Architecture

chunkx is built around the CAST (Chunking via Abstract Syntax Trees) algorithm. This approach differs fundamentally from traditional text splitters by leveraging the syntactic structure of code.

The CAST Algorithm

The algorithm operates in several phases:

1. Parsing

The source code is parsed using Tree-sitter to generate a full Abstract Syntax Tree (AST). This tree represents the hierarchical structure of the code (e.g., a Class node containing Method nodes, which contain Statement nodes).

2. Traversal & Grouping

The algorithm recursively traverses the AST. It attempts to group nodes into semantically meaningful units.

  • Small Nodes: If a node (and its children) fits within the maximum chunk size, it is kept as a single unit.
  • Large Nodes: If a node exceeds the limit (e.g., a very long function), the algorithm descends into its children to find smaller split points.

3. Merging

To maximize information density, the algorithm attempts to merge smaller sibling nodes.
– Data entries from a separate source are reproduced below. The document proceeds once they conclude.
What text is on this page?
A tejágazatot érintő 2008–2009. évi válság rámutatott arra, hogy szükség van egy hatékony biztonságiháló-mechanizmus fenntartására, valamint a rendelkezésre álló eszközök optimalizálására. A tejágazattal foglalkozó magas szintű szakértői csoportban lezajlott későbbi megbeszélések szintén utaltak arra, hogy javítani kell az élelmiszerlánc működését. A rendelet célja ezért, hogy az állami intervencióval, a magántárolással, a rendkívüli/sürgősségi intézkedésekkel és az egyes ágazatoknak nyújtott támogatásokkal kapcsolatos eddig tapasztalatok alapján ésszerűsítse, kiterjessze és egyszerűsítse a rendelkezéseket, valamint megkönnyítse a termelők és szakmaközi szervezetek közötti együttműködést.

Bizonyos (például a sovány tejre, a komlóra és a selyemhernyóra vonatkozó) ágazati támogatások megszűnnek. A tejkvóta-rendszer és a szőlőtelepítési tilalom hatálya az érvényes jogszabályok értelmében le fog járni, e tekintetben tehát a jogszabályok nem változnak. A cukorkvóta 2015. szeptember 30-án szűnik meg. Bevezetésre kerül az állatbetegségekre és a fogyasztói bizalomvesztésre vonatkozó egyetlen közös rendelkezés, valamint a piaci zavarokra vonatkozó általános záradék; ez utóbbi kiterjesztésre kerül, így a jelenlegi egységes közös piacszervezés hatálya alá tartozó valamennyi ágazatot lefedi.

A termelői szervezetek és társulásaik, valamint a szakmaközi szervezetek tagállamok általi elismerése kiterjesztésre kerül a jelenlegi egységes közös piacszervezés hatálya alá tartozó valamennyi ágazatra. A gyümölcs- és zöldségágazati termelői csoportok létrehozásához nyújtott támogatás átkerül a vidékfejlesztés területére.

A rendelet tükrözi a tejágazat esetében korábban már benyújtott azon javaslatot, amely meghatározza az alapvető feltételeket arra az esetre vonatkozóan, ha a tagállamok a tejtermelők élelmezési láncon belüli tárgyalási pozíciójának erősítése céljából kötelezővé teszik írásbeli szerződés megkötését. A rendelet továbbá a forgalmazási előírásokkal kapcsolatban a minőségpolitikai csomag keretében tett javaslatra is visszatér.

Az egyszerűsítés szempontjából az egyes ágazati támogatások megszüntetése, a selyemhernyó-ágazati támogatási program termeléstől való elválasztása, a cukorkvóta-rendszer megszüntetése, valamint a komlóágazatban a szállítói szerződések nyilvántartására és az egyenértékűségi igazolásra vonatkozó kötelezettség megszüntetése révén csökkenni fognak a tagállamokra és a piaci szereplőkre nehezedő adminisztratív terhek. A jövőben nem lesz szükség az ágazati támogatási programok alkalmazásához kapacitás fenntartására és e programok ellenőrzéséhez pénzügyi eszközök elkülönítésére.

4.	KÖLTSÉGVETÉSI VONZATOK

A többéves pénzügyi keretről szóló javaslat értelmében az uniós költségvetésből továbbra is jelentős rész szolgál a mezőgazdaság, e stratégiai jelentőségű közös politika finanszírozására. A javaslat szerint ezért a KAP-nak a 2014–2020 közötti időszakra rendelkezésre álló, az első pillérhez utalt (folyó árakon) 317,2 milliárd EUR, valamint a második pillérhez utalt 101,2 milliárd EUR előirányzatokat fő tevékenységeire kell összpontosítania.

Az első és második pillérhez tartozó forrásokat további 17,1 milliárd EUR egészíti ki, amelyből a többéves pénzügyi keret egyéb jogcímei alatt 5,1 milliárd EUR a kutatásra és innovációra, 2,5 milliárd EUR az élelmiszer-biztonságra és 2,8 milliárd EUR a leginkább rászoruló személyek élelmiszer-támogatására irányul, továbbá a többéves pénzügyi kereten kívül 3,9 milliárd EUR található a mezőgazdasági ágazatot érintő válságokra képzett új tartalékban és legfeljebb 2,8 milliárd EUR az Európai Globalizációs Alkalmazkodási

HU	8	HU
For example, several short variable declarations might be grouped into a single chunk rather than having one chunk per line.

4. Overlap Management

If configured, overlaps are calculated based on the token/line boundaries of adjacent chunks to ensure context flows smoothly from one chunk to the next.

Design Principles

chunkx follows a set of core design principles:

  1. Minimalist: The codebase is kept clean and focused. It does one thing well: chunking code.
  2. Well-tested: We rely on comprehensive testing, including "approval tests" (snapshots) that verify the chunking output for real-world code examples across all supported languages.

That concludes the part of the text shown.